Mog lives
Mog has been resurrected.
Sainsbury’s, who produced an advertisement last year to mark the centenary of the 1914 Christmas truce on the Western Front, have this year produced a video of the storybook cat who so enthralled children. It is one of those advertisements intended to kindle the “Christmas spirit” in people, prompt them to be kind to their neighbours, care for those less fortunate, and, presumably, buy nice things in Sainsbury’s.
To be honest, in three decades of parish ministry, it has been rare to encounter such spirit. There are kind and generous people, but they are kind and generous all year round. Christmas has never seemed to do much to change people, and for those who are lonely and isolated it is often a time of deeper loneliness and isolation as care services are withdrawn and neighbours retreat into their own festivities.
But to return to Mog, whose return recalls memories of the discovery of her death. A discovery that came on a winter’s night in south Co Dublin eight years ago and prompted the following:
I stood last evening in Dalkey with tears running down my cheeks. I realized from a shop window that Mog had died. I am a silly ass.
Mog was an important character in our house in the early 90s. ‘Mog on Fox Night’ was one of the favourite books when the children were small, the antics of the fox cubs coming into Mog’s house causing hilarity and curiosity.
I had gone to the Spar to buy milk and stopped at the bookshop window. The shop was closed and darkened but there was plenty to see in the window, prominent among the books displayed was “Goodbye Mog” with Mog heading starwards. Checking Amazon, I discovered that poor Mog actually died five years ago, I am very slow in catching up with news.

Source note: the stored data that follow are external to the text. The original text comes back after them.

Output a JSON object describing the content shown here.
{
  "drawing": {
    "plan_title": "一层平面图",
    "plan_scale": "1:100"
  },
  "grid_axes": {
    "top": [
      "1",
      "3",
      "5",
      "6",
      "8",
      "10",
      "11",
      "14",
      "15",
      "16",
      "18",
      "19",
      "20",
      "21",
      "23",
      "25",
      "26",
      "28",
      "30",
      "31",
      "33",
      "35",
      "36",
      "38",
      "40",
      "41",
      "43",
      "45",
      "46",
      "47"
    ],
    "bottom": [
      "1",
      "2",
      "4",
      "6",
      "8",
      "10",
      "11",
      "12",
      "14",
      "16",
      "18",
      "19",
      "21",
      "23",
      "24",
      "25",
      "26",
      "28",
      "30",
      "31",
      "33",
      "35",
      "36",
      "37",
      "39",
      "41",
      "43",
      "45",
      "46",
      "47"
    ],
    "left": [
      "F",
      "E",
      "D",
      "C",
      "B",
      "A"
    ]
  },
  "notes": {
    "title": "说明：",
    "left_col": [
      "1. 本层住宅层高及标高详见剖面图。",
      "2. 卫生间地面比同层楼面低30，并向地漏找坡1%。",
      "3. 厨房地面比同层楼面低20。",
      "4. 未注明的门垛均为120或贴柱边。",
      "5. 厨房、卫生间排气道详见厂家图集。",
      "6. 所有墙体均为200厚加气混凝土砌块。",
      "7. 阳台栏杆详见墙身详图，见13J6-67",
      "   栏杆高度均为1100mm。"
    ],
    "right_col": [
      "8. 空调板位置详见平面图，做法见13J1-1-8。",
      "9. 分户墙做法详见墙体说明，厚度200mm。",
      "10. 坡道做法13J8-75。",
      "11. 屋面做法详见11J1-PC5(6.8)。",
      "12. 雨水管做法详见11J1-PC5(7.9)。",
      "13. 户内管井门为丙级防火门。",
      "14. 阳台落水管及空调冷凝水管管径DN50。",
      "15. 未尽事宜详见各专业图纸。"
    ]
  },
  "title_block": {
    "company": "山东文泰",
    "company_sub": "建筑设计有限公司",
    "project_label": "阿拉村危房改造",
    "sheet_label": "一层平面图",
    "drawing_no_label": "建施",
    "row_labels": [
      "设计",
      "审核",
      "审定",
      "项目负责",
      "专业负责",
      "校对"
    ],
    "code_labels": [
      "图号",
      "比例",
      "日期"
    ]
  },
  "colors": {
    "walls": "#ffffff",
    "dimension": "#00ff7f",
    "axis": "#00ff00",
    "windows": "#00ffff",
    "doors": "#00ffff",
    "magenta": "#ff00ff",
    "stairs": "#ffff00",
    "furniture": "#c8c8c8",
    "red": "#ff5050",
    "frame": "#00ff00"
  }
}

Why the death of a fictional cat should trigger tears, I’m not sure. The battle against depression at this time of year is always difficult, the lack of daylight and the high emotional pressure attached to Christmas make it an uneasy time.
Mog is attached to memories of painful times in parish ministry, not that the people were difficult, but there were times of isolation and an overwhelming sense of loneliness. Ministry in traditional rural communities is just like that at times. Maybe it was just the accumulation of a lot of sadness, culminating with burying a little white coffin last Saturday.
Clergymen are not meant to stand in the street in tears. I drove up through Killiney village thinking myself a complete eejit.
I understand “Goodbye Mog” is a very sensitive treatment of death and dying. I will buy a copy next time I am in Dalkey
Of course, I never did buy the book, nor did I devise a more effective way of coping with the darkness.